Габби побледнела.

— Квил, ты не можешь… осуществлять брачные отношения?

— Если бы… — с горечью проговорил он. — Совсем наоборот. Иначе бы я не чувствовал себя буридановым ослом.

— Я не понимаю, — растерялась Габби. Пальцы Квила вжимали ее так сильно, что она с трудом терпела боль. — Как это? Почему ты не можешь, Квил?

Ей вдруг стало жарко. Повергнутый в смятение ум искал объяснений, и каждое было не из приятных. Может, все дело в отсутствии желания? Она слышала об этом от служанок.

Если женщина недостаточно привлекательна для мужчины, он не сможет выполнять свои обязанности.

Квил ничего не отвечал. Возможно, не хотел оскорблять ее чувств?

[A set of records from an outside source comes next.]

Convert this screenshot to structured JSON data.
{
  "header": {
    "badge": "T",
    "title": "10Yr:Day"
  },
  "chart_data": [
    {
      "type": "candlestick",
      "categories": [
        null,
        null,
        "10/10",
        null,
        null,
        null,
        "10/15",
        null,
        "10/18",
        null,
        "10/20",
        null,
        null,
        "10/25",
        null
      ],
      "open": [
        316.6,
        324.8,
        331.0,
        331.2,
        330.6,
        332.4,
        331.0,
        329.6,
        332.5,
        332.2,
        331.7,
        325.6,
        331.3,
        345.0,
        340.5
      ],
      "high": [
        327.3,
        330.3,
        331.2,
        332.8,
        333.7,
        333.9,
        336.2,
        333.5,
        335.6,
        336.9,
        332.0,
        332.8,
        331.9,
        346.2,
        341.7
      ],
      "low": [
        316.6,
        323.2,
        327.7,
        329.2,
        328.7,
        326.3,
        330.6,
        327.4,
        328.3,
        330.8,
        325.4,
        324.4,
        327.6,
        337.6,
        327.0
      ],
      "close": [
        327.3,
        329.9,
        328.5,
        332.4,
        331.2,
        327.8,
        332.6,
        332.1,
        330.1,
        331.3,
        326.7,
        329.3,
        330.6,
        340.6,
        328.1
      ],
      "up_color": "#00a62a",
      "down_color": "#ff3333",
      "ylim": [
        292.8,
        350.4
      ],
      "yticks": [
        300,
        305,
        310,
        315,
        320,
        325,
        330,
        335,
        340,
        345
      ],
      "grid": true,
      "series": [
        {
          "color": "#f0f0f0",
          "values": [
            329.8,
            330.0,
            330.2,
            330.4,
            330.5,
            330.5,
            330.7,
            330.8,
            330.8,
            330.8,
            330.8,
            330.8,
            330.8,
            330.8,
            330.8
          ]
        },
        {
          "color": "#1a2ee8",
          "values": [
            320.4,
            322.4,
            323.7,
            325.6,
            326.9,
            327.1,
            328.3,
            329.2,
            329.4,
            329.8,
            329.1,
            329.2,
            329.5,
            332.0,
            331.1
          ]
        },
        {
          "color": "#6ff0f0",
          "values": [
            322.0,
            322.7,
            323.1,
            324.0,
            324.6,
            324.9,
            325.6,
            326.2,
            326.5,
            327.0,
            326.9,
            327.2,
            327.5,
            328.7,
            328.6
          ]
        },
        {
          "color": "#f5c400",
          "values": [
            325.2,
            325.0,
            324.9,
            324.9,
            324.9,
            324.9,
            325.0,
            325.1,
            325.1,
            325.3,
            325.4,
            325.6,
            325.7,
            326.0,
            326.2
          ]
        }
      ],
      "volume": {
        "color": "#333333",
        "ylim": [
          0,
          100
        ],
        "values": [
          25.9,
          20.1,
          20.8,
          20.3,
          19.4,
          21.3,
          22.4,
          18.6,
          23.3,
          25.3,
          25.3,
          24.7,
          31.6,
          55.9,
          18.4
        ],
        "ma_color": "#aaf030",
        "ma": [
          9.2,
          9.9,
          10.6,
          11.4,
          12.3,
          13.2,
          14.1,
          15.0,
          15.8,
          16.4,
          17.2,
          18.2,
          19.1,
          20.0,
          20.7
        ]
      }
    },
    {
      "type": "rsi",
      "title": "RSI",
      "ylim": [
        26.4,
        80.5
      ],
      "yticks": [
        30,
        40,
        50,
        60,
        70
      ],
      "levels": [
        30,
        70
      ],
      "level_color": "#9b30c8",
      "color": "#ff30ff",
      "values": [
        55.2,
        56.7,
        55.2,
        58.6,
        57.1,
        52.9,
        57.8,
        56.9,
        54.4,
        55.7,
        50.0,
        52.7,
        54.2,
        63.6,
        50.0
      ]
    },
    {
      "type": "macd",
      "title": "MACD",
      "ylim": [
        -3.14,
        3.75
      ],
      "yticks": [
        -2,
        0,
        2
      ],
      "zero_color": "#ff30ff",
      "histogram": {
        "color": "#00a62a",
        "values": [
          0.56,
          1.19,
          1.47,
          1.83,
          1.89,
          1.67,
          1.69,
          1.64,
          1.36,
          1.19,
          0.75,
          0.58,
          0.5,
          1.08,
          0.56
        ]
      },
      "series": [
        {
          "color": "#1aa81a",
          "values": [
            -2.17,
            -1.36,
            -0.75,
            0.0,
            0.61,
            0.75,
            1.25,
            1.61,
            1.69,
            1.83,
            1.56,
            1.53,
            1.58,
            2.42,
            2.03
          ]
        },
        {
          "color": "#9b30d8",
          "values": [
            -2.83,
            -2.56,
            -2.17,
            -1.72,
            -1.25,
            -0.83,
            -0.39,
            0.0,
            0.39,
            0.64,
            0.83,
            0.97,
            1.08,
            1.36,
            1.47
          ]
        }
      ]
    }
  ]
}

Габби осторожно кашлянула.

— Квил, это как-то связано со мной? Если так, то тебе не нужно скрывать… — Ей хотелось и не хотелось узнать правду. В груди возникла тупая боль, и казалось, что сердце сейчас разорвется на мелкие осколки. Видимо, ее отец был прав, когда взывал к небу, прося послать мужчину, который согласился бы жениться на ней заочно.

— К тебе это не имеет никакого отношения, — мрачно проговорил Квил. — Габби, я порывался сказать тебе правду, прежде чем мы поженимся. Дело в том, что я не вполне оправился после того несчастного случая.

— О, Квил… — вздохнула она.

— Конечно, я могу… — произнес он сухо и как-то скорбно. — В этом смысле все в порядке, но потом каждый раз бывают последствия.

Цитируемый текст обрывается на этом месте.